Resultó que durante los primeros meses de mi estancia en París, sobrepasada por las exigencias de la escuela y aterrada por la falta de humanidad del círculo social que me rodeaba, entregando mi tiempo libre a paseos en soledad por la ciudad y a visitas a pequeñas galerías de arte, viejas librerías y cinematecas, en mí fue gestándose una historia, una extraña historia sobre un tipo peculiar y solitario, un bibliotecario devoto de los poetas simbolistas que nunca trabaja de cara al público y que está platónicamente enamorado de una guapa muchacha mulata, usuaria de la biblioteca donde trabaja, y que un buen día, con el detonante de un desagradable incidente, acaba perdiendo la cabeza y cometiendo una locura.
La
historia se volvió tan poderosa en mi dolorida y solitaria cabeza que no me
quedó más remedio que ponerla sobre papel. Tardé un par de meses en hacerlo,
alcanzó las hechuras de una nouvelle, y la titulé La hija de Rimbaud. Y aún no sé cómo, me atreví a mandarla a un
importante concurso literario de mi país. Y resultó que gané. Yo no me lo
creía, mucho menos mis padres, que nunca habían sospechado que a su hija le
gustara escribir historias de ficción.

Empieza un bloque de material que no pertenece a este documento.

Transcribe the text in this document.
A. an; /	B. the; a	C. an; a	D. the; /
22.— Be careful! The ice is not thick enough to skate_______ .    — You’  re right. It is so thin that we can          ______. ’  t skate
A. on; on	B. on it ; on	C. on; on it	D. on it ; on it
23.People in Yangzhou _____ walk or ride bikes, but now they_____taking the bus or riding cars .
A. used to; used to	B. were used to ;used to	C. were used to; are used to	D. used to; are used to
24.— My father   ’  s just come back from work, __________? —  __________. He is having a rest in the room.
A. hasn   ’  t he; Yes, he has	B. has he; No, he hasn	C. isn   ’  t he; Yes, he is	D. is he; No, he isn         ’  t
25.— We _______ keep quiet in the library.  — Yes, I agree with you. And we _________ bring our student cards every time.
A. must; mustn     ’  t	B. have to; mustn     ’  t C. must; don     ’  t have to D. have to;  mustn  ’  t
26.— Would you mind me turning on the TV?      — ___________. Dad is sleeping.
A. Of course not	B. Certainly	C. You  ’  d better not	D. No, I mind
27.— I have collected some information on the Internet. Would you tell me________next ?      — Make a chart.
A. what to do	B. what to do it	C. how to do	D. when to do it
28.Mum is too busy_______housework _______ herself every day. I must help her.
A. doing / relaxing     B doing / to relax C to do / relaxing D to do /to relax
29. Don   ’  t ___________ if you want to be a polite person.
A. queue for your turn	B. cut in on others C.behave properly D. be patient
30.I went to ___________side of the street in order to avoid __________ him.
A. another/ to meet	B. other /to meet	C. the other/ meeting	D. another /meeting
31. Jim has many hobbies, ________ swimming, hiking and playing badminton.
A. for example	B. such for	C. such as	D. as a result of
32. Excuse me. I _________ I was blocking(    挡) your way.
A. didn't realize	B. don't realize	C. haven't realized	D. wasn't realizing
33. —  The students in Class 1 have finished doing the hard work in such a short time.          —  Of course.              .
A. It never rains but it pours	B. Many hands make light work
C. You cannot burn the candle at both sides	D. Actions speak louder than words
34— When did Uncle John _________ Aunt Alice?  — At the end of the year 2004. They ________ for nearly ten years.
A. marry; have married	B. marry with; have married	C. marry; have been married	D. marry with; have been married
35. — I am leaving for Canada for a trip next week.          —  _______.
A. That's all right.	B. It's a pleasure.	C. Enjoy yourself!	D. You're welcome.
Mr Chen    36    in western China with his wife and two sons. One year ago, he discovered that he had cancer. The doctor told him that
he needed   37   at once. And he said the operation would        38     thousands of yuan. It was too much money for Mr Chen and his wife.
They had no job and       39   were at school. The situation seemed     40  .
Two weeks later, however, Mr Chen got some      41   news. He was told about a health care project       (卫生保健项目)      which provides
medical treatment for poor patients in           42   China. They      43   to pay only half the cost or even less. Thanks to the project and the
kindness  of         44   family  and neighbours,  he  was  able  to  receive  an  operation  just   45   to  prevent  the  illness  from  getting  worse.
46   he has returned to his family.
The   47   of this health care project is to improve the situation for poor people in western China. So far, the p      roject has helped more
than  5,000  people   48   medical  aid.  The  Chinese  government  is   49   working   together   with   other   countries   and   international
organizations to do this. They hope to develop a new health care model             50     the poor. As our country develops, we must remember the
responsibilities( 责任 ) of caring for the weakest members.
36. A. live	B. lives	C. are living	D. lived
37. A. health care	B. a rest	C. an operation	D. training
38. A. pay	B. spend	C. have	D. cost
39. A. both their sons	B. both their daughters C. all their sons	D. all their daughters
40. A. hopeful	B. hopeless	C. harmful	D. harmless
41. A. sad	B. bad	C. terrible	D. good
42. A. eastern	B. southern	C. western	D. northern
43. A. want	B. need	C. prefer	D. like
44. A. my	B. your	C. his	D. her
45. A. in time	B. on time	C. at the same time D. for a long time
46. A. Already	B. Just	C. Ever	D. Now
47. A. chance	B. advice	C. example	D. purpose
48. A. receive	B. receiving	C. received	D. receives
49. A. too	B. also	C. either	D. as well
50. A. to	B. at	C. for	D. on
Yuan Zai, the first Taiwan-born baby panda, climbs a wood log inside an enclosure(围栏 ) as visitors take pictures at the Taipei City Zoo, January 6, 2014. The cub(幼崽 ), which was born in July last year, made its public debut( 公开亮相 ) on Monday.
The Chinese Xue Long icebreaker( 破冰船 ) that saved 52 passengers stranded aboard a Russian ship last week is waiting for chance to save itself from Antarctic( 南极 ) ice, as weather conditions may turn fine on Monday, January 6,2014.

Para la entrega de premios, fui invitada
a una cena de ensueño en un lugar idílico, personas importantes alabaron mi
obra, gané una importante suma de dinero, mi novela se editó, y entré en una
especie de estado de shock psicotrópico del que desperté algo después de que
todo hubiera terminado.
—Este
acontecimiento unido al hecho de que decidí no tomarme la danza como algo
profesional y volver a casa hizo que me planteara estudiar algo relacionado
con la escritura y el mundo editorial, una posible y atractiva vía laboral, y
como en mi universidad había oído hablar mucho y muy bien de su Master en
Edición y Publicación de textos, me decidí a hacerlo. Con el beneplácito de mis
padres, por supuesto —le conté al señor Velázquez. Y me sentí satisfecha
creyendo que me había explicado de una forma muy clara y brillante. Pero el
señor Velázquez se me fue por otros derroteros y me quedé de piedra.
—Así que
La hija de Rimbaud… —dijo con la
vista clavada en algún punto indefinido situado por encima de mi hombro
izquierdo—. ¿Me encuentro, entonces,
frente a una admiradora de Arthur Rimbaud? —preguntó sin dejar de evitar
mirarme.
Le
contesté que sí, que en efecto yo era una admiradora de Arthur Rimbaud, y, para
mi sorpresa, ahí quedó la cosa. No me quedó claro si al él también le gustaba
la poesía de Rimbaud, o si la aborrecía, o si no había leído ni un solo verso
de Rimbaud en toda su santa vida pero sabía bien de quién hablábamos. Su mirada
parda volvió a taladrarme y siguió el tercer grado: entonces sobre mi Master en
Edición y Publicación de textos y los tres meses de prácticas que a
continuación había tenido en una editorial, prácticas incluidas en el Master y
remuneradas.
De
nuevo, a explicárselo todo, todo sobre mi Master. Materias, horarios,
profesorado, alumnado. Cómo eran, qué hacíamos, qué fue lo que más me gustó y
lo que menos… Hablaba con sinceridad, no sabía hablar de otra forma, y pero
contestara lo que contestara, ya fuera crítica, halagadora,
generosa o parca en palabras, me daba la sensación de que mi interlocutor
pensaba que aquello había sido una completa tontería. No me equivoqué. Me lo
dejó claro. Con una soberana cara de asco.
—¿Y de
verdad que consideras necesario hacer todo un Master universitario, carísimo,
me imagino, para aprender las cosas que me estás contando? ¿Para aprender a
corregir manuscritos y manejar unos cuantos programas informáticos?
Me reí
por no llorar e insinué que quizás no me estaba explicando bien, que aquel
Master había sido mucho más que eso, un camino muy bueno para aprender los
entresijos del mundo editorial con vistas a trabajar en él y…
—¿Y por
qué no te sirvió de nada?
Otra
dentellada de aquel caimán encorbatado.
—Bueno
—me expliqué—, escogí unas prácticas en un lugar en el no tuve posibilidad de
quedarme porque no había ninguna bacante, y al resto de mis compañeros les pasó
algo parecido… Nuestra idea, que el mercado editorial era un mundo siempre en
movimiento y lleno de oportunidades, no resultó ser verdadera… —dije en voz muy
bajita.
—Vamos,
que te tuvieron tres meses haciendo fotocopias y poco más. Luego, a la rue, ¿no
es así? —preguntó el señor Velázquez relamiéndose.